Simply by virtue of having stayed in each another's company, in that house, for so long, they had developed a language of their own that no one else understood. It was like a network of associations and connections born out of time spent, space shared and life lived. At any rate, that house was a black hole; nothing just sat where they last left it. Objects travelled, moved around or simply disappeared. Messy was inaccurate. Their abode was maddening. Yet, the two of them got frustrated in a way that was native to them, as creatures of that house. The act of working out where something might be was an intensely familial process. "Haan, baby, the new tube of Odomos is lying next to the vaati where the bottle opener that Sheela Maushi gave me used to be kept." Only Vaara knew where to look when Vaayu Uncle made such inadvertently cryptic statements. They spoke their own secret tongue at the top of their voices.

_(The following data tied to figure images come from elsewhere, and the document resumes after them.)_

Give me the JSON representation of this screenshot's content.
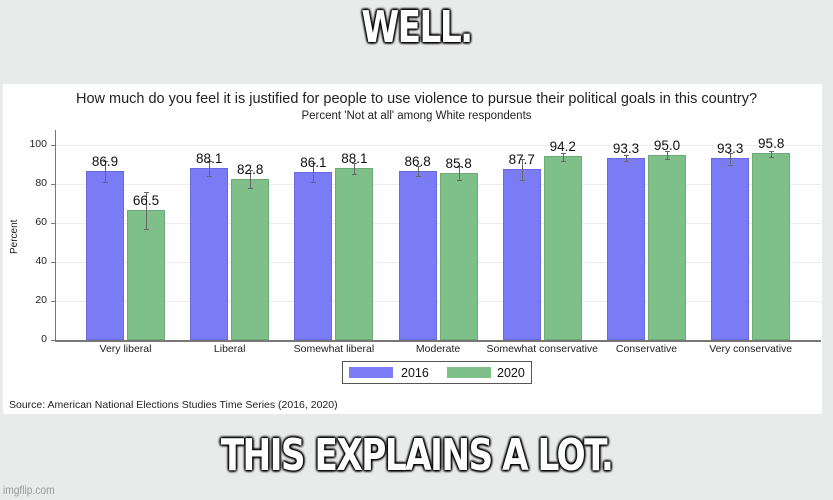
{
  "meme": {
    "top_text": "WELL.",
    "bottom_text": "THIS EXPLAINS A LOT.",
    "watermark": "imgflip.com"
  },
  "chart_data": {
    "type": "bar",
    "title": "How much do you feel it is justified for people to use violence to pursue their political goals in this country?",
    "subtitle": "Percent 'Not at all' among White respondents",
    "xlabel": "",
    "ylabel": "Percent",
    "ylim": [
      0,
      100
    ],
    "yticks": [
      0,
      20,
      40,
      60,
      80,
      100
    ],
    "grid": true,
    "legend_position": "bottom",
    "categories": [
      "Very liberal",
      "Liberal",
      "Somewhat liberal",
      "Moderate",
      "Somewhat conservative",
      "Conservative",
      "Very conservative"
    ],
    "series": [
      {
        "name": "2016",
        "color": "#7b7bf5",
        "values": [
          86.9,
          88.1,
          86.1,
          86.8,
          87.7,
          93.3,
          93.3
        ],
        "labels": [
          "86.9",
          "88.1",
          "86.1",
          "86.8",
          "87.7",
          "93.3",
          "93.3"
        ],
        "error_low": [
          81,
          84,
          81,
          84,
          82,
          92,
          90
        ],
        "error_high": [
          92,
          92,
          91,
          89,
          93,
          95,
          96
        ]
      },
      {
        "name": "2020",
        "color": "#7fbf8a",
        "values": [
          66.5,
          82.8,
          88.1,
          85.8,
          94.2,
          95.0,
          95.8
        ],
        "labels": [
          "66.5",
          "82.8",
          "88.1",
          "85.8",
          "94.2",
          "95.0",
          "95.8"
        ],
        "error_low": [
          57,
          78,
          85,
          82,
          92,
          93,
          94
        ],
        "error_high": [
          76,
          87,
          91,
          89,
          96,
          97,
          97
        ]
      }
    ],
    "source": "Source: American National Elections Studies Time Series (2016, 2020)"
  }
}
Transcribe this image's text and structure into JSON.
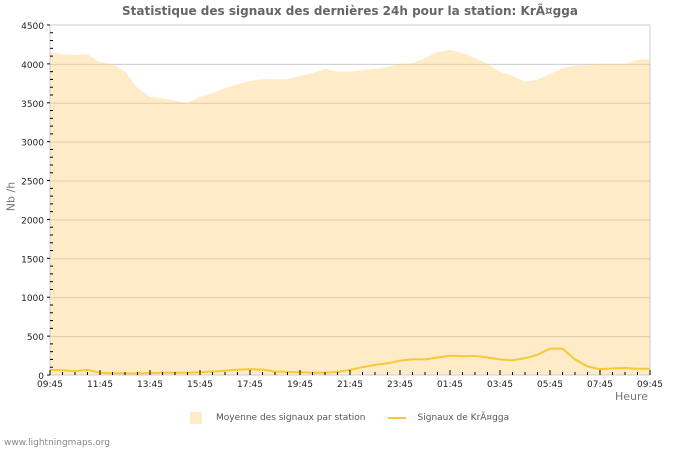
{
  "title": "Statistique des signaux des dernières 24h pour la station: KrÃ¤gga",
  "axes": {
    "ylabel": "Nb /h",
    "xlabel": "Heure",
    "yticks": [
      0,
      500,
      1000,
      1500,
      2000,
      2500,
      3000,
      3500,
      4000,
      4500
    ],
    "xticks": [
      "09:45",
      "11:45",
      "13:45",
      "15:45",
      "17:45",
      "19:45",
      "21:45",
      "23:45",
      "01:45",
      "03:45",
      "05:45",
      "07:45",
      "09:45"
    ]
  },
  "legend": {
    "area_label": "Moyenne des signaux par station",
    "line_label": "Signaux de KrÃ¤gga"
  },
  "footer": "www.lightningmaps.org",
  "colors": {
    "area": "#feebc8",
    "line": "#f9c935",
    "grid": "#cccccc",
    "title": "#666666"
  },
  "chart_data": {
    "type": "area",
    "title": "Statistique des signaux des dernières 24h pour la station: KrÃ¤gga",
    "xlabel": "Heure",
    "ylabel": "Nb /h",
    "ylim": [
      0,
      4500
    ],
    "grid": true,
    "legend_position": "bottom",
    "x": [
      "09:45",
      "10:15",
      "10:45",
      "11:15",
      "11:45",
      "12:15",
      "12:45",
      "13:15",
      "13:45",
      "14:15",
      "14:45",
      "15:15",
      "15:45",
      "16:15",
      "16:45",
      "17:15",
      "17:45",
      "18:15",
      "18:45",
      "19:15",
      "19:45",
      "20:15",
      "20:45",
      "21:15",
      "21:45",
      "22:15",
      "22:45",
      "23:15",
      "23:45",
      "00:15",
      "00:45",
      "01:15",
      "01:45",
      "02:15",
      "02:45",
      "03:15",
      "03:45",
      "04:15",
      "04:45",
      "05:15",
      "05:45",
      "06:15",
      "06:45",
      "07:15",
      "07:45",
      "08:15",
      "08:45",
      "09:15",
      "09:45"
    ],
    "series": [
      {
        "name": "Moyenne des signaux par station",
        "type": "area",
        "values": [
          4150,
          4125,
          4115,
          4125,
          4020,
          4000,
          3900,
          3690,
          3575,
          3560,
          3525,
          3500,
          3575,
          3625,
          3690,
          3740,
          3780,
          3805,
          3805,
          3805,
          3845,
          3880,
          3935,
          3900,
          3900,
          3920,
          3935,
          3960,
          4000,
          4010,
          4075,
          4150,
          4180,
          4140,
          4075,
          4000,
          3900,
          3845,
          3770,
          3795,
          3870,
          3945,
          3975,
          3985,
          4000,
          4000,
          4000,
          4050,
          4060
        ]
      },
      {
        "name": "Signaux de KrÃ¤gga",
        "type": "line",
        "values": [
          65,
          60,
          50,
          65,
          30,
          25,
          20,
          20,
          25,
          30,
          30,
          30,
          35,
          45,
          55,
          70,
          75,
          70,
          45,
          40,
          35,
          30,
          30,
          40,
          65,
          100,
          130,
          150,
          185,
          200,
          200,
          225,
          250,
          240,
          245,
          225,
          200,
          190,
          215,
          260,
          340,
          340,
          200,
          110,
          75,
          85,
          90,
          80,
          80
        ]
      }
    ]
  }
}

It's not like Vaara was averse to moving out or getting married. It just never occurred to her to take proactive steps towards such a thing. If their story were a Hindi movie script, it would have ended happily with the doting uncle giving her away to a suitable groom, and then crying before a framed photo of his dead brother while telling him he fulfilled his promise of taking care of his precious daughter in his stead. No such mush in reality, oh no. Vaayu Uncle knew his Vaara might choose to marry and leave at any point, but wasn't particularly invested in the idea. Not that the concept enthused her much. She was content in her routine; her part-time job as English teacher at the school next door gave her the right amount of free time to read and look after her Kaka. Consequently, she embraced spinsterhood with an understated passion that amused onlookers.
When abnormal plaques turned his brain to pulp, Vaara's heart broke. The only other person who spoke the language of that four-bedroom house had ceased to exist. Over the years, she had watched his confidence and dignity slip away along with his memory. She, in turn, became progressively lonelier as the months rolled by. But it wasn't herself she pitied; he, a strong, beautiful man who lived with purpose and enthusiasm, wouldn't have wanted to exist like that, his essence hollowed out by pathological senility.
One morning, after leaving him in the care of the maid, while walking to work, she remembered something he had said in passing many years ago, well before the illness had turned his mind into a sieve. They had just finished watching 'Awakenings', a touching movie based on a book by Oliver Sacks, about a miracle drug administered to a group of unfortunate Parkinsonian patients in an infirmary. "Miracle medicine, my foot. If I ever lose my mind to a disease, just, just… just…please just…" he had muttered.
She'd decided that day. She would set him free.